Five Quick and Natural Ways to Get Rid of Scabs


A scab is a protective tissue covering forming after your skin has been damaged. The process starts when you scrape your skin, and then a blood clot forms. This clot eventually hardens into a protective crust, allowing your tissue to regenerate, and pushing the scab to make room for new skin to grow.

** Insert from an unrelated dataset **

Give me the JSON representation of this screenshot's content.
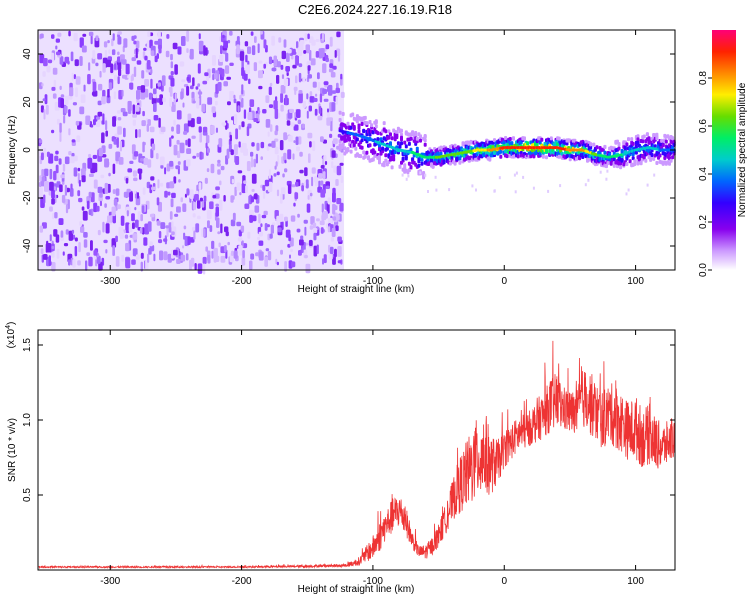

These scabs are unsightly at times. However, they are often a positive indicator of healthy healing. But let’s be honest, nobody wants to see the scabs on their skin, no matter where located. And because healing can take days or weeks to complete, we often want a quick and easy way out. With that in mind, let’s talk about how you can get rid of scabs naturally and quickly.

Causes of scabs

We mentioned that scabs form as a defense against infection, but they are also a defense system against blood loss and debris. The process, as mentioned, stars when you get a scrape or cut, and the blood clots try to stop the bleeding. This will prevent excess fluid from flowing out. And while scrapes and cuts are usually the most common cause of scabs, they can appear because of other causes as well. Here are some of the common causes:

– Acne

– Bug bites

– Dry and cracking skin

– Bacterial infection

– Fungal infection

– Eczema

– Psoriasis

– Chickenpox

– Herpes

How to treat scabs?

In most cases, scabs will heal on their own. However, the healing process can take days or weeks, depending on the severity of the cause. Not all of us are ready and patient enough to wait for the scabs to heal on their own.

Before you start the treatment, it is important to understand the source and root of the problem. If needed, talk with a doctor. In some cases, topical ointments can even cause more inflammation and irritation.

With that in mind, let’s see the five best and quickest ways to get rid of scabs.

Clean the area

The most important thing to do when you get scabs on skin is to keep the area clean. That also applies to any other injury. Debris and germs can appear and grow on the infected area, and you risk even bigger risk of infection. Germs will also slow down the healing process.

To clean the area, gently wash the scab with mild soap and water. Do not scrub, as scratching can irritate the scab. The result is new bleeding and reform, and increased potential for scars on your skin.

Keep the wound area moist

You might think that moisture is a breeding ground for bacteria. But that doesn’t applies always. In this case, according to the American Academy of Dermatology, keeping the wound moist will help.

When the wound area is moist, your skin heals easily, and you sped up the recovery process. Dry wound will quickly form a scab, and slow the ability of your body and skin to heal. Keep the area moist to prevent it from getting bigger and itchier.

One way to keep your wound area moist is to apply petroleum jelly on a daily basis.

Do not pick your scab

Do not, under any circumstances, pick or scratch your scabs. Yes, it might be tempting, especially when the scabs begin to itch. However, it is mandatory that you resist it. Picking and scratching will cause new trauma, slow down the recovery process, and increase the risk of infection. Itching the area will cause swelling and pain, and you definitely do not want that.

Try the hot and cold therapy

This is one of the most popular methods for getting rid of scabs quick and naturally. Using warm compress will encourage blood flow to the wound. Warm compress will also trigger skin regeneration, and prevent the scabs from drying out.

Cold compress, on the other hand, can reduce swelling and provide relief from itching. Cold therapy solves the root of the problem as well, as it reduces inflammation in the area.

You can try both warm and cold compress individually, or simultaneously.

Take preventive measures

Sometimes, the best way to treat scabs is to prevent them from happening. For example, if the scabs are still fresh, and you are physically active, cover it with a bandage. This will prevent further irritation and reduce the risk of scraping. Any excess trauma to the scab will slow down the healing and recovery process.

In the end, you need to understand that scabs are just a normal part of the healing process. Yes, they can be unsightly if the affected area is too big. But it is something you just have to life with. It is up to you to decide whether you want to wait the scabs to disappear on their own, or do something about it. If you want to speed up the healing process, follow the previously mentioned instructions.